You have the following estimates available for making the calculations required in this problem. The relative magnitude of the additive genetic variance and the additive x environment interaction versus the dominance genetic variance and dominance x environment interaction varies among traits. For this problem, assume that the genetic variance is divided equally between the additive and dominance variance ie. 82 for the additive and 82 for the dominance variance. For the genotypic x environment interaction, assume that the additive x environment and the dominance x environment both equal 48.

[latex]\sigma^{2}_{u}=1280 \qquad \sigma^{2}=184 \qquad \sigma^{2}_{ge}=96 \qquad \sigma^{2}_{g}=164[/latex]

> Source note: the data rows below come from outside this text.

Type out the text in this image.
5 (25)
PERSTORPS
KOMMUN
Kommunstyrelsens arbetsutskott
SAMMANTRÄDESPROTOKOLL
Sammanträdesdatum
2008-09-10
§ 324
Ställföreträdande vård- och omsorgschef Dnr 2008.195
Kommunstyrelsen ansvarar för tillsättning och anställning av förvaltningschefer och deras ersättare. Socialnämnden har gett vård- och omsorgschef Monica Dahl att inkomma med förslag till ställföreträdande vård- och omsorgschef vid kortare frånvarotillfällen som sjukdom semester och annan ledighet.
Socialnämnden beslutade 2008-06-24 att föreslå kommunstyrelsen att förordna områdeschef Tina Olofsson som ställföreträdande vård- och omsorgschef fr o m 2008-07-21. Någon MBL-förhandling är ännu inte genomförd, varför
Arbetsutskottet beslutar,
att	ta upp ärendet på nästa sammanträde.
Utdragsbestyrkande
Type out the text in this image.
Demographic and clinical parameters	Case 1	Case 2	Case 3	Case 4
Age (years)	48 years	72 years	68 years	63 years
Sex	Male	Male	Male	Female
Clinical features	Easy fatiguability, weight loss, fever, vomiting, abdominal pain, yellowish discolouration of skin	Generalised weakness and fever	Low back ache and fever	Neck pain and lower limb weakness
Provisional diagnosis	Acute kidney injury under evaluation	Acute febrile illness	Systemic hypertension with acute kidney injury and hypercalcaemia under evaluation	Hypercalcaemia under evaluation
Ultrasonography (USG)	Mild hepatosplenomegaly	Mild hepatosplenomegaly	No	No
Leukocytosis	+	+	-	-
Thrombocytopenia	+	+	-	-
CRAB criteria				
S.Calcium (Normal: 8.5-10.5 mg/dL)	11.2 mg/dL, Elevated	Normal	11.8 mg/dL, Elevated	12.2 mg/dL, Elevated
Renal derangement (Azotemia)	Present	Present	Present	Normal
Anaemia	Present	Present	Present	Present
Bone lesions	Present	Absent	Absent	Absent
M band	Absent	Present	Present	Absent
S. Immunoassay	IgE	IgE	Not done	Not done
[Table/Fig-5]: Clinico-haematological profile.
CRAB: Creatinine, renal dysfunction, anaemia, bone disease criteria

Your research manager wants you to evaluate alternative methods of recurrent selection that could be used to improve a population for an important quantitative character. For genotypic evaluation, assume that lines are evaluated in two replications with 30 plants per plot at each of five locations. The selection intensity is 10% for all methods.

1. Compute genetic gain per cycle for the following methods. Put your answers in the table below. The gain should be expressed to the nearest 0.1.
2. 1. Recurrent phenotypic selection – selection before flowering with gridding
   2. Recurrent phenotypic selection – selection after flowering without gridding
   3. Half-sib selection, population as tester, recombine with half-sib seed
   4. Half-sib selection, inbred tester, recombine with selfed seed. Assume [latex]\sigma^{2}_{g}= 1/4 \sigma^{2}_{A}[/latex]
   5. S_0:1 line evaluation – 1 intercrossing generation between cycles
   6. S_2:4 line evaluation – 2 intercrossing generations between cycles

2. Compute gain per year for each of the six methods in part A under the following circumstances. The gain should be expressed to the nearest 0.1. To determine the number of years required to complete a cycle of selection for each of the methods and seasons, it is best to count the number of years it takes to go from the season of testing individuals from the cycle 0 population until you begin testing individuals from the cycle 1 population.

For example, assume you are evaluating half-sib selection with the population as the tester and have only season per year available. If a test of the half-sib families from cycle 0 was done in Ames during 2012, you would select your best individuals based on data collected by the end of the year, cross the best individuals to form new half-sib families of cycle 1in 2013, and select the best individuals from cycle 1 based on data for half-sib data collected by the end of 2014, which would be two years per cycle. On the other hand, if you had two similar seasons each year, you could test the half-sib families for cycle 0 in Ames during 2012, use the selected individuals to form new half-sib families of cycle 1 during a winter season in Hawaii, and test the new half-sib families during 2013, which would be one year per cycle. It helps in determining the number of years per cycle to make up locations of your choice for each of the scenarios below. Keep in the mind that in some of the scenarios, the number of years per cycle can be part of a year, such as 1.5.

1. 1. One season per year for testing, crossing, or selfing
   2. Two similar seasons per year. Testing, crossing, or selfing can be done in any season
   3. Two non-similar seasons per year. Testing is possible in only one season, but crossing and selfing can be done in both seasons.
   4. Three seasons per year. Testing, crossing, or selfing are possible in one season, followed by two consecutive seasons in which only crossing and selfing are possible.

3. Which of the methods would you choose for the four circumstances below? Consider amount of gain per year and cost of the gain for the six methods.
   1. One season per year
   2. Two similar seasons per year
   3. Two non-similar seasons per year
   4. Three seasons

References

Fehr, W. R. (ed). 1987. Principles of Cultivar Development. Vol 1. Theory and Technique. McGraw-Hill, Inc., New York.